A modifier screen in the Drosophila eye reveals that aPKC interacts with Glued during central synapse formation
- Equal contributors
Cell and Developmental Biology Group, School of Biosciences, University of Kent, Canterbury. UK
BMC Genetics 2009, 10:77 doi:10.1186/1471-2156-10-77Published: 30 November 2009
The Glued gene of Drosophila melanogaster encodes the homologue of the vertebrate p150Glued subunit of dynactin. The Glued1 mutation compromises the dynein-dynactin retrograde motor complex and causes disruptions to the adult eye and the CNS, including sensory neurons and the formation of the giant fiber system neural circuit.
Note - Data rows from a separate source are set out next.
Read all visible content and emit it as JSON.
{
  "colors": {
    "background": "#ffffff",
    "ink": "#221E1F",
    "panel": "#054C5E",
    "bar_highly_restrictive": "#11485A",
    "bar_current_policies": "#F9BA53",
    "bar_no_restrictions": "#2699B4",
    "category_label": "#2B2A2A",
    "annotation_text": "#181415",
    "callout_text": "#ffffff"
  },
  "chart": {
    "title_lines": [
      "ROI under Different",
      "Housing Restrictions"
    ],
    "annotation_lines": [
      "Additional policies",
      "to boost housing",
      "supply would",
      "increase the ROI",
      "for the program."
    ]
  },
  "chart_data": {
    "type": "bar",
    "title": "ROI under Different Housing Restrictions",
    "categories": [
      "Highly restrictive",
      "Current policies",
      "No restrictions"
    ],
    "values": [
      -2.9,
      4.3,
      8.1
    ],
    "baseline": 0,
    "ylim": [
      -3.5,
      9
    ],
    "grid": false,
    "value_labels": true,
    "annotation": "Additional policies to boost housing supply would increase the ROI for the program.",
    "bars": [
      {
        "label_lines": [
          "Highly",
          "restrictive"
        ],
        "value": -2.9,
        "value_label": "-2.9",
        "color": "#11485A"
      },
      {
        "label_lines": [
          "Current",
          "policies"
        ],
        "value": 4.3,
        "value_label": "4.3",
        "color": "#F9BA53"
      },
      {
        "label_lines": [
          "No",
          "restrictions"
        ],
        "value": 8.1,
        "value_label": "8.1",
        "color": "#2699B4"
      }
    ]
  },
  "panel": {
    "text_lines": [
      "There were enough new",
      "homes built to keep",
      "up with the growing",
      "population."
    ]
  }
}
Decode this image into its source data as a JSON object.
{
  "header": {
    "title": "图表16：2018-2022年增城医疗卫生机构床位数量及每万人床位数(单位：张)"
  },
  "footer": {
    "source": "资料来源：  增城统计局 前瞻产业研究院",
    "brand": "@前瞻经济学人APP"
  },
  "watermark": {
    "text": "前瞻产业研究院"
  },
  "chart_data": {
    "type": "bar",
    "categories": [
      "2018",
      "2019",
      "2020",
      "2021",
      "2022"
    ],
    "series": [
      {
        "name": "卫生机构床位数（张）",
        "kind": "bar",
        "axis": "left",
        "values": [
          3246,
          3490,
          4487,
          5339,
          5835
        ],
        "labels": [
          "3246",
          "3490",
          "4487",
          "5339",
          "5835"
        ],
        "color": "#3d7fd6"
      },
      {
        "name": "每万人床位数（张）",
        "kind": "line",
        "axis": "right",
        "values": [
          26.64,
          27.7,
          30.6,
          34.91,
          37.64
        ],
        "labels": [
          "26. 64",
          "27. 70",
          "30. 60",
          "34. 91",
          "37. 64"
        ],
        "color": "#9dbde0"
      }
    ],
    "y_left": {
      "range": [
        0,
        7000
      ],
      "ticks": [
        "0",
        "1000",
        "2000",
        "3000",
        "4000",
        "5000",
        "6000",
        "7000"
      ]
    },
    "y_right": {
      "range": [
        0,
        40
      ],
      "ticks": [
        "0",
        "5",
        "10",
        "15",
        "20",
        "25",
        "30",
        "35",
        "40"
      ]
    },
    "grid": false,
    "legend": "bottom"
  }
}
We performed a 2-stage genetic screen to identify mutations that modified phenotypes caused by over-expression of a dominant-negative Glued protein. We screened over 34,000 flies and isolated 41 mutations that enhanced or suppressed an eye phenotype. Of these, 12 were assayed for interactions in the giant fiber system by which they altered a giant fiber morphological phenotype and/or altered synaptic function between the giant fiber and the tergotrochanteral muscle motorneuron. Six showed interactions including a new allele of atypical protein kinase C (aPKC). We show that this cell polarity regulator interacts with Glued during central synapse formation. We have mapped the five other interacting mutations to discrete chromosomal regions.
Our results show that an efficient way to screen for genes involved in central synapse formation is to use a two-step strategy in which a screen for altered eye morphology precedes the analysis of central synaptogenesis. This has highlighted a role for aPKC in the formation of an identified central synapse.